Weitere Beiträge: Der Deutsche Fachverlag behauptet sich trotz eines Umsatzrückgangs. Der niederländische Fachverlag Wolters Kluwer bündelt seine deutschen RWS-Töchter sowie seine deutschen Bildungsverlage unter jeweils einem Dach. In einer Serie über Fachbuchhandlungen porträtiert Andreas Trojan das "Münchner Traditionshaus" Schweitzer Sortiment. Ursula Rautenberg, Professorin an der Friedrich-Alexander-Universität, stellt den Erlanger Studiengang Buchwissenschaft vor. Und Walter Funken, Geschäftsführer des Berliner Schulbuchverlages Volk und Wissen, schreibt über die Schulbuchausschreibung der öffentlichen Hand "aus preisbindungsrechtlicher, wirtschaftlicher und kulturpolitischer Sicht" (der Artikel hat zwei Teile: diesen und diesen).
Archiv: Börsenblatt

Börsenblatt

Das Börsenblatt bringt ein paar Reaktionen auf den Kompromiss zur Regelung der Club-Ausgaben im geplanten Preisbindungsgesetz. Der Chef der führenden deutschen Buch-Kette Thalia, Jürgen Könnecke, lehnt das Ergebnis der Gespräche zwischen Börsenverein und Bertelsmann Club ab: "Es bringt keine Klarheit, es verlagert das Problem auf Einzelfallentscheidungen und letztendlich, konsequent durchgespielt, auf die Gerichte", sagt er. Könnecke wie auch seine Kollegen von anderen Ketten wollen die Vergabe von Vorab-Lizenzen an den Bertelsmann Club verhindern.

Eine solche Vorab-Lizenz für Grishams "Die Farm" hatte Heyne an den Club gegeben und sich damit heftigen Ärger mit wenigstens drei Buch-Ketten eingehandelt: Thalia, Hugendubel und die Meyersche Buchhandlung verhängten Sanktionen gegen den Verlag.
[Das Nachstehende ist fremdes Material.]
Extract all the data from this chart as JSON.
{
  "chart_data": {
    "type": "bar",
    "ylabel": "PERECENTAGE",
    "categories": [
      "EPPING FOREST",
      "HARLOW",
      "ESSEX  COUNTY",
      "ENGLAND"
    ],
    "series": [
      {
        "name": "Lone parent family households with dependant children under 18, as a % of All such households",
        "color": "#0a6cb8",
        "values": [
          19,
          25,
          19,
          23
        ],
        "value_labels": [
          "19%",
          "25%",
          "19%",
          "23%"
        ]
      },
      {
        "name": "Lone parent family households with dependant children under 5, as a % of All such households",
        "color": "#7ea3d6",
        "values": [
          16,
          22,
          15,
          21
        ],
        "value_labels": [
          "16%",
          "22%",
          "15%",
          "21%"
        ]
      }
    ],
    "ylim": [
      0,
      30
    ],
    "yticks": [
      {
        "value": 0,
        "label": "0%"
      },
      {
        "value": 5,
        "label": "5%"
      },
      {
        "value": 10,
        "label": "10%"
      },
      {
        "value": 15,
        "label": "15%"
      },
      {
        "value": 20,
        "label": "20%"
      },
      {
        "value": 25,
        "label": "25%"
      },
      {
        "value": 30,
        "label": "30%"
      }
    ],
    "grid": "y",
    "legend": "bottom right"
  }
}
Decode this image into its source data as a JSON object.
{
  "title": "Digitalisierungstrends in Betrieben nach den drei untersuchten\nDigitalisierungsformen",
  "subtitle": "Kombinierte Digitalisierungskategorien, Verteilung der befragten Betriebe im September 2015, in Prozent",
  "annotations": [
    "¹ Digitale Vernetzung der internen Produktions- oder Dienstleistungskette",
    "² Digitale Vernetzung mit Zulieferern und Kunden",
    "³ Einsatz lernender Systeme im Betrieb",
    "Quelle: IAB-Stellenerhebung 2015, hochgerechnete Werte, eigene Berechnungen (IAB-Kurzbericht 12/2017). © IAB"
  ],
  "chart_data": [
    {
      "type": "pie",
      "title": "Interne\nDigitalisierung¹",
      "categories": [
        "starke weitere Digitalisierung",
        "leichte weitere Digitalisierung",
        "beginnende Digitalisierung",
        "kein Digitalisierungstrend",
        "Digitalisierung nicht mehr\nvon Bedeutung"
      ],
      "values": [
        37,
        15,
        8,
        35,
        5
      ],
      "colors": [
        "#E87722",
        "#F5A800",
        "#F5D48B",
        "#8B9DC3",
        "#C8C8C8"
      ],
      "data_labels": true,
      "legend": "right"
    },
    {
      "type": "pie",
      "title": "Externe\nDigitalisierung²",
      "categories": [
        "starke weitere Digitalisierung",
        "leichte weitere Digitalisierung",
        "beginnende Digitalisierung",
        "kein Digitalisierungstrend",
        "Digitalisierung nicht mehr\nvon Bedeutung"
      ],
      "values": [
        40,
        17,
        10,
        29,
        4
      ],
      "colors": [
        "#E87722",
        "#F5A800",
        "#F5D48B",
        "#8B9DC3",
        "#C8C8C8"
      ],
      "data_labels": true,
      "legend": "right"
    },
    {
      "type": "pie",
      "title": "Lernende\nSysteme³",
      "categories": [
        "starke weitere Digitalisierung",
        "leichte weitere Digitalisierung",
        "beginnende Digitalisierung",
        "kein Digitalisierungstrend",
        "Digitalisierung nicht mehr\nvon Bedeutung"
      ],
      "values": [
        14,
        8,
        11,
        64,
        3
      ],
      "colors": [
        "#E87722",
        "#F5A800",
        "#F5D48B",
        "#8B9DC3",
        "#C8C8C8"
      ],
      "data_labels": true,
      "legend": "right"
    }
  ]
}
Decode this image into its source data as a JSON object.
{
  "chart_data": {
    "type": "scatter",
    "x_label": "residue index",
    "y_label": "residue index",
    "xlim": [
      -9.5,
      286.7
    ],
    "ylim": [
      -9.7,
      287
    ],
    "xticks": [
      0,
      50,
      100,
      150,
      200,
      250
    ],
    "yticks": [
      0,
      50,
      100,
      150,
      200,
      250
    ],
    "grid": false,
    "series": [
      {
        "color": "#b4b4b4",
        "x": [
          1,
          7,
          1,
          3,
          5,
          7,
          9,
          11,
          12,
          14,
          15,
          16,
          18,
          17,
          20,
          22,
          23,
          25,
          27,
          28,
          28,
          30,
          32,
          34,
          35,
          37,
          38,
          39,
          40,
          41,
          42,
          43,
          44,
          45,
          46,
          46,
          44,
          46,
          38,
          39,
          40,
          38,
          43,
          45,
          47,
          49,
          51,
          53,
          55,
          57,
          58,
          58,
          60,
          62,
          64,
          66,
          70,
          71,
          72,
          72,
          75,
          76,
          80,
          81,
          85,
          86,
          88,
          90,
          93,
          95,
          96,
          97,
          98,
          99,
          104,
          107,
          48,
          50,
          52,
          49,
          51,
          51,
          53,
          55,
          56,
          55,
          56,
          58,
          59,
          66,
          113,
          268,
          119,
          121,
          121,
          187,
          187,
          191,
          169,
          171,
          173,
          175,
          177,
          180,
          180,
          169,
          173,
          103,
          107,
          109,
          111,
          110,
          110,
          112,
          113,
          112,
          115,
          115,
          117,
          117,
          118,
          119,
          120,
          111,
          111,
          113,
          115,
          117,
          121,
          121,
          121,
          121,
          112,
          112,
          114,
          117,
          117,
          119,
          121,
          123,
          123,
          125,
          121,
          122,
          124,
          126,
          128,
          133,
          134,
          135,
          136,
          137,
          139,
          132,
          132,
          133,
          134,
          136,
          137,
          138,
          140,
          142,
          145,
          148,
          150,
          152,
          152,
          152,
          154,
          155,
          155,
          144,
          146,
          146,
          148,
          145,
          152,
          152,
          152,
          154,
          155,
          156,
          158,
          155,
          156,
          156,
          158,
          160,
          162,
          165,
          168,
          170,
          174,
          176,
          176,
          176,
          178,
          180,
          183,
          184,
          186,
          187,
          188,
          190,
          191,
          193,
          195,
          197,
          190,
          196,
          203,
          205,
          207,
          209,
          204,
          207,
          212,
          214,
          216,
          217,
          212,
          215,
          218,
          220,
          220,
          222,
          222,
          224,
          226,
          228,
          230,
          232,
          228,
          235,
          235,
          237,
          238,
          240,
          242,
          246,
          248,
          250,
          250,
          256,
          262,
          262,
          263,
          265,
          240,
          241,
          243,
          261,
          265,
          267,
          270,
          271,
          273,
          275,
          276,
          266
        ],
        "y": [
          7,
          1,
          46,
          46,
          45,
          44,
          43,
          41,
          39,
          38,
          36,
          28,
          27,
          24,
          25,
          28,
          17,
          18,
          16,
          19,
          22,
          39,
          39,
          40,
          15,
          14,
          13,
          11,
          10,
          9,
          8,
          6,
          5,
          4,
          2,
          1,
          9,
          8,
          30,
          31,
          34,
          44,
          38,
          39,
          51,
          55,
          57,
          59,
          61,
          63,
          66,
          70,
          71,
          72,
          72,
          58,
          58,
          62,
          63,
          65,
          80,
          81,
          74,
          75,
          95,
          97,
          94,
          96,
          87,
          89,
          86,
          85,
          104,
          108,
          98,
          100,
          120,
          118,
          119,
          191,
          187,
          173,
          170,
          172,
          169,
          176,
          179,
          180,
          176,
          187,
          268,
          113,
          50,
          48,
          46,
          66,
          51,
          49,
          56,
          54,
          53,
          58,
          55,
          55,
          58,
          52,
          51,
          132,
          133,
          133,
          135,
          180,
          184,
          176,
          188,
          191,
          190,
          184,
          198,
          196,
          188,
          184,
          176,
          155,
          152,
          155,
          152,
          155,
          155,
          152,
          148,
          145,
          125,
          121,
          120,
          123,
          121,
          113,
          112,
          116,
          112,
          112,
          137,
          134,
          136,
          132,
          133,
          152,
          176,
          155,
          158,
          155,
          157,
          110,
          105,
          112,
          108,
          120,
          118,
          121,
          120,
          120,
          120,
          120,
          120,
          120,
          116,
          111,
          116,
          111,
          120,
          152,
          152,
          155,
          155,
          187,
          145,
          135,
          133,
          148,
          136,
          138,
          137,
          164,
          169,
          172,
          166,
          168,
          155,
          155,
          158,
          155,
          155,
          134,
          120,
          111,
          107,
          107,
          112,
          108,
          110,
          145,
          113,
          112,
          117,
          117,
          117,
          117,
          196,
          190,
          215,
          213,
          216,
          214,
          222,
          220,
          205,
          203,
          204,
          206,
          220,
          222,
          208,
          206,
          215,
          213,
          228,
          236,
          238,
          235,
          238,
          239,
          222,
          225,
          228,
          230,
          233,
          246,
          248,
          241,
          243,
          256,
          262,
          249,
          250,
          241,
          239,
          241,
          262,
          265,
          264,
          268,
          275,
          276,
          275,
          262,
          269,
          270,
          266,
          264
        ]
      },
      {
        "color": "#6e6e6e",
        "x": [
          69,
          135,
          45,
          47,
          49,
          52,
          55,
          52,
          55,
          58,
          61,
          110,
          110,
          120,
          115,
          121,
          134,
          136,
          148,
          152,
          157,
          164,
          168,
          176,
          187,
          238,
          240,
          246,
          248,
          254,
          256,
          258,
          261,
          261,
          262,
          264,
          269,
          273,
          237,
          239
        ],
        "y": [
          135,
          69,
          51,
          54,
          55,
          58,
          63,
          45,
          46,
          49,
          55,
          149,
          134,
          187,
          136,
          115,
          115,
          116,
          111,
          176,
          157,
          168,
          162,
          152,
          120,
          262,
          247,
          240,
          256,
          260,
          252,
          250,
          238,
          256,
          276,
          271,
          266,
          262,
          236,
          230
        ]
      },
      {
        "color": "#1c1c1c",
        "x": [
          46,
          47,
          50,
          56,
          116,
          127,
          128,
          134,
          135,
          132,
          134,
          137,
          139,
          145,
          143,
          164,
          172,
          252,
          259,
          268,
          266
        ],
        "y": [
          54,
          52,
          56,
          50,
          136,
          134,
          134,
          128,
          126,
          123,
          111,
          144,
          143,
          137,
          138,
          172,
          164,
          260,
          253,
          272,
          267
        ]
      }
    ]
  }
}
In einem Brief an alle Buchhändlerinnen und Buchhändler ist Ullstein-Heyne-List-Verlagschef Christian Strasser nun zurückgerudert: "Als ersten Schritt hin zu einem neuen Konsens" erklärt Strasser "für unsere gesamte Verlagsgruppe", dass sie bis zur Festschreibung des Preisbindungsgesetzes "keine neuen Lizenzen für Club-Premieren vergeben werden". Zugleich rechtfertigt Strasser die Vergabe der Grisham-Lizenz. "Ich kann Ihnen versichern, dass mir die Entscheidung für die Vergabe der Lizenz an den Club nicht leicht gefallen ist." Ausschlaggebend für die Entscheidung sei gewesen, "dass wir mit der Vergabe weder gegen Branchenvereinbarungen noch gegen den Preisbindungsrevers oder gar bestehendes Recht verstoßen" haben. "Unsere Entscheidung reiht sich vielmehr ein in die etablierte Praxis der Verlage, die bereits zu einer großen Zahl von Club-Premieren geführt hat."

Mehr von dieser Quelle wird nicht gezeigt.